By Michael Goldfarb - GlobalPost
Published: July 7, 2009 19:11 ET

LONDON — Leaders of the G8 nations begin their annual three-day summit Tuesday in earthquake shattered L'Aquila Italy. Are you excited by that fact? Thought not.

Neither, would it seem, is the host of the event, the government of Italy. Disinterested chaos has characterized the preparations for the get together and the agenda is decidedly thin.

Since it was set up in 1975 as the G6, the leaders of the largest industrialized nations have used their annual summit primarily as an opportunity to make pledges, have their pictures taken and generally act as if they are on top of the problems facing the world.

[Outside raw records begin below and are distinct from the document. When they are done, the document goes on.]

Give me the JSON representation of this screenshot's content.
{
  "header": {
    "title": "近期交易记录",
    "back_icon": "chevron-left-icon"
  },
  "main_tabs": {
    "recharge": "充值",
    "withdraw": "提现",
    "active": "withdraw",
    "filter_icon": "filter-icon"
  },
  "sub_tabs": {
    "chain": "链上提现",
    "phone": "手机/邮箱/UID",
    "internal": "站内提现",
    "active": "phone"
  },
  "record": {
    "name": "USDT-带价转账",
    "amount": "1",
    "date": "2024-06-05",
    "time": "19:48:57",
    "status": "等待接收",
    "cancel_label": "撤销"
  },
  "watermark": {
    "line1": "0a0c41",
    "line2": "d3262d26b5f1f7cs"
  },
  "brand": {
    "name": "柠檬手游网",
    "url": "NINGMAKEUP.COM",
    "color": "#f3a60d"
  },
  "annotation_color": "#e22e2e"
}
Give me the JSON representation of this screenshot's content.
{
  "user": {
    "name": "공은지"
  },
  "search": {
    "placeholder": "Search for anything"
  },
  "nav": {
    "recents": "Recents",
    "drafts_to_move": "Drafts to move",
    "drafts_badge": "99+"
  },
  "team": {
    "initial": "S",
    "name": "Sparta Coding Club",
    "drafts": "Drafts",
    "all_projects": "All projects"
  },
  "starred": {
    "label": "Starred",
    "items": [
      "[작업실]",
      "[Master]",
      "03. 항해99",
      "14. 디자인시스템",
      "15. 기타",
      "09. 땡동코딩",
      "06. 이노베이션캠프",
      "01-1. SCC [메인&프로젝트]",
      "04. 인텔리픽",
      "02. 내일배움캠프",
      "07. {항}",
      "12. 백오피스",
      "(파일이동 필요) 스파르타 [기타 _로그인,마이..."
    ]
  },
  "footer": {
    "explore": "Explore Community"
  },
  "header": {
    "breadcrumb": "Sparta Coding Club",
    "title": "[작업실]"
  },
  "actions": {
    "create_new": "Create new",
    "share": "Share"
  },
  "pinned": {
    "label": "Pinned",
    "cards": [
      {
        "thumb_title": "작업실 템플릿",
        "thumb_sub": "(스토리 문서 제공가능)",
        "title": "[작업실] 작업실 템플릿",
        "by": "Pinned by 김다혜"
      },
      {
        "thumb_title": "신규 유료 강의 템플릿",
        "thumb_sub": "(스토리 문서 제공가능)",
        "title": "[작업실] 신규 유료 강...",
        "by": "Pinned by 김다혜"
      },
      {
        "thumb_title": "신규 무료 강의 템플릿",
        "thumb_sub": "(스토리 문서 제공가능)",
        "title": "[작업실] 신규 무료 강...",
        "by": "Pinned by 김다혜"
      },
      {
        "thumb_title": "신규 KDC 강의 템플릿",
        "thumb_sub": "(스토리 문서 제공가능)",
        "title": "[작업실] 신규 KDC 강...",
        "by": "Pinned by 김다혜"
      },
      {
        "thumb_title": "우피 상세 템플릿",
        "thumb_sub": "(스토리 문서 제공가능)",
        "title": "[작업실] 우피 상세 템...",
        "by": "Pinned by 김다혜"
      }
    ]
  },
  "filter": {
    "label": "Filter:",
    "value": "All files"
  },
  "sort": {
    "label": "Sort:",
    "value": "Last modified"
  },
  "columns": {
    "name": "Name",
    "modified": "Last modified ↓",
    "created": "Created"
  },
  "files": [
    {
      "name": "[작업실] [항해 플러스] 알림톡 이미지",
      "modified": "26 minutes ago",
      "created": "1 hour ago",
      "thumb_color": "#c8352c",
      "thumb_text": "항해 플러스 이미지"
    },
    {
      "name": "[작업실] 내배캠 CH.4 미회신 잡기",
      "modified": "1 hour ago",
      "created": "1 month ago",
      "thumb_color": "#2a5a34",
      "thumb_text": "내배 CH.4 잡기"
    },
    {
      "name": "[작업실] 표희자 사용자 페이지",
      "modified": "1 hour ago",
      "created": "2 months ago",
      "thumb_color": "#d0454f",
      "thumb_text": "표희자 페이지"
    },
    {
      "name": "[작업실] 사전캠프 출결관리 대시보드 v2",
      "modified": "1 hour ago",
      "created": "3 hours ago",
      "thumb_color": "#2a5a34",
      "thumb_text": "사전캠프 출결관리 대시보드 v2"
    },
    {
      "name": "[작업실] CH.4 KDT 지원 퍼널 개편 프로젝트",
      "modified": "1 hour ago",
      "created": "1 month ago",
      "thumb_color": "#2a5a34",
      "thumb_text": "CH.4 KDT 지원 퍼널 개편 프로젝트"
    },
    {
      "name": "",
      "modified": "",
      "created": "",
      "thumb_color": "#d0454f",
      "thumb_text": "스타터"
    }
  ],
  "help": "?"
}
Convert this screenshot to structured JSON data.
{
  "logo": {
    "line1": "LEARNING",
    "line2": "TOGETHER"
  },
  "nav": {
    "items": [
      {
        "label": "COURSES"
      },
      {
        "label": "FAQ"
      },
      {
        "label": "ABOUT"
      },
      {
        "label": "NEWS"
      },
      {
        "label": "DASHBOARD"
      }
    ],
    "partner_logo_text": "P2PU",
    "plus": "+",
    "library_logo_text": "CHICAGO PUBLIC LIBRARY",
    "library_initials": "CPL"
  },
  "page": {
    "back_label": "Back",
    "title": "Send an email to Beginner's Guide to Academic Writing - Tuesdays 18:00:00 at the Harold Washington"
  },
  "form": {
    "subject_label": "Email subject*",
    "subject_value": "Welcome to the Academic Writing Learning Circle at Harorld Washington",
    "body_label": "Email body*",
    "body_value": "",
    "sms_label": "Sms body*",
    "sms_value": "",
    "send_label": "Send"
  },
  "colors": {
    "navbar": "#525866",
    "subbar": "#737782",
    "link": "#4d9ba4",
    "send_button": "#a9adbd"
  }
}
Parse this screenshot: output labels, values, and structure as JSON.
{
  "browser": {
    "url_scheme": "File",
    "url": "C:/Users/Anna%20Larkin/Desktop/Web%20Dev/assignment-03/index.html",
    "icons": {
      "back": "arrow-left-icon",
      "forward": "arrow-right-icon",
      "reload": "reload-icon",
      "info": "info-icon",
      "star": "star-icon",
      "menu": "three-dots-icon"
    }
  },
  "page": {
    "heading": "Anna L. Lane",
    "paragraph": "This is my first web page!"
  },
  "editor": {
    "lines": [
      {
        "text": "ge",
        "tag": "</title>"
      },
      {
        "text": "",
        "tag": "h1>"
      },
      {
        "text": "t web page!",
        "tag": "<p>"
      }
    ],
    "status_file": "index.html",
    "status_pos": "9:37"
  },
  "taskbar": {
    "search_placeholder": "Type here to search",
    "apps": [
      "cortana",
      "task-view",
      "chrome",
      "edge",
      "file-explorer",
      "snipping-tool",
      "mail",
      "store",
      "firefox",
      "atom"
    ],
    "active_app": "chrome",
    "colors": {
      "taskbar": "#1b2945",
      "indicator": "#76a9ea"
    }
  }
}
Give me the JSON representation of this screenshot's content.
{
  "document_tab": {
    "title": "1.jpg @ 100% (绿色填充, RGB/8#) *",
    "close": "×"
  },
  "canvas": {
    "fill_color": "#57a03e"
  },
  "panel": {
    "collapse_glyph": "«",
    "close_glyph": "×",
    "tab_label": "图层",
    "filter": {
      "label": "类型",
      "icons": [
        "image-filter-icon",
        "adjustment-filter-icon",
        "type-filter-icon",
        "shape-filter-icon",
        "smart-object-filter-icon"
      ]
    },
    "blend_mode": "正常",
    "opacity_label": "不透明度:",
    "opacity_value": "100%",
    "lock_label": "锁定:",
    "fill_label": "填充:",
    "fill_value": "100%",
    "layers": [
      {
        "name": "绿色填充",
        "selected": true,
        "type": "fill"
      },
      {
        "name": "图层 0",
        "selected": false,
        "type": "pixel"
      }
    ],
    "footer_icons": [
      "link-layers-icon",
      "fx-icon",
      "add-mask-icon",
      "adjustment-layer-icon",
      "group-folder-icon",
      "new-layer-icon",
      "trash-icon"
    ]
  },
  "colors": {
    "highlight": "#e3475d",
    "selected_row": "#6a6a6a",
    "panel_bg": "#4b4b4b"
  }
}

Some years there are more crises to deal with than others and this would seem to be one of those years. The global economic crisis and the post-election situation in Iran being two things that the leaders might be expected to address. But so far the big item on the agenda is "food security," an initiative aimed at keeping small farmers in the developing world in business. Or something like that.

Usually, by the time the summit starts, the host country has spun the media, pushing its hopes for high achievements. The other countries involved have worked their own reporters letting them know just how important the president or prime minister has been to pushing the process along. That hasn't happened this time. My phone certainly hasn't rung, my e-mail box has been ominously unstuffed.

Partially that is because hosting the summit has revealed clearly all the shortcomings of Italian Prime Minister Silvio Berlusconi's government. Berlusconi believes in personal rule with a capital P and he has been otherwise engaged for much of the last six months. His marriage has disintegrated in public over revelations that the 72-year-old politician attended a birthday party for an 18-year-old model. Photos of women cavorting nude at his Sardinian palazzo added fuel to his vanity's bonfire.

The only decision Berlusconi seems to have taken clearly about the summit was moving it from an island off the coast of Sardinia to L'Aquila, as an act of solidarity with the victims of the earthquake many of whom are still living in makeshift housing. But after that decision nothing has been discussed or decided.

Yesterday, the Guardian newspaper in London, reported that the United States had effectively taken over planning for the meeting. The State Department took charge of the round robin of discussions among diplomats that leads to an agreed final communique for the summit. Last night Berlusconi responded, saying the British journal had made "a colossal blunder."

This could be easily dismissed as the Italian government living down to the worst stereotype about the country but there is something deeper at work here. The question is whether these "summits" have outlived whatever usefulness they might ever have had. About the only people who seem to take them seriously are the permanent army of protesters who turn up religiously at each and every one, demanding that the leaders do something about the environment, global poverty and Palestine ... as if the leaders actually have the power to make those things happen.

When they were first organized in the mid-1970s, in response to the oil crisis of 1973, the meetings may have offered an opportunity for the leaders to plan economic policy as well as discuss their mutual security concern: the Soviet Union. But now it is hard to see what they do except blow tens of millions of dollars (or euros or yen or pounds) on a gigantic photo-op.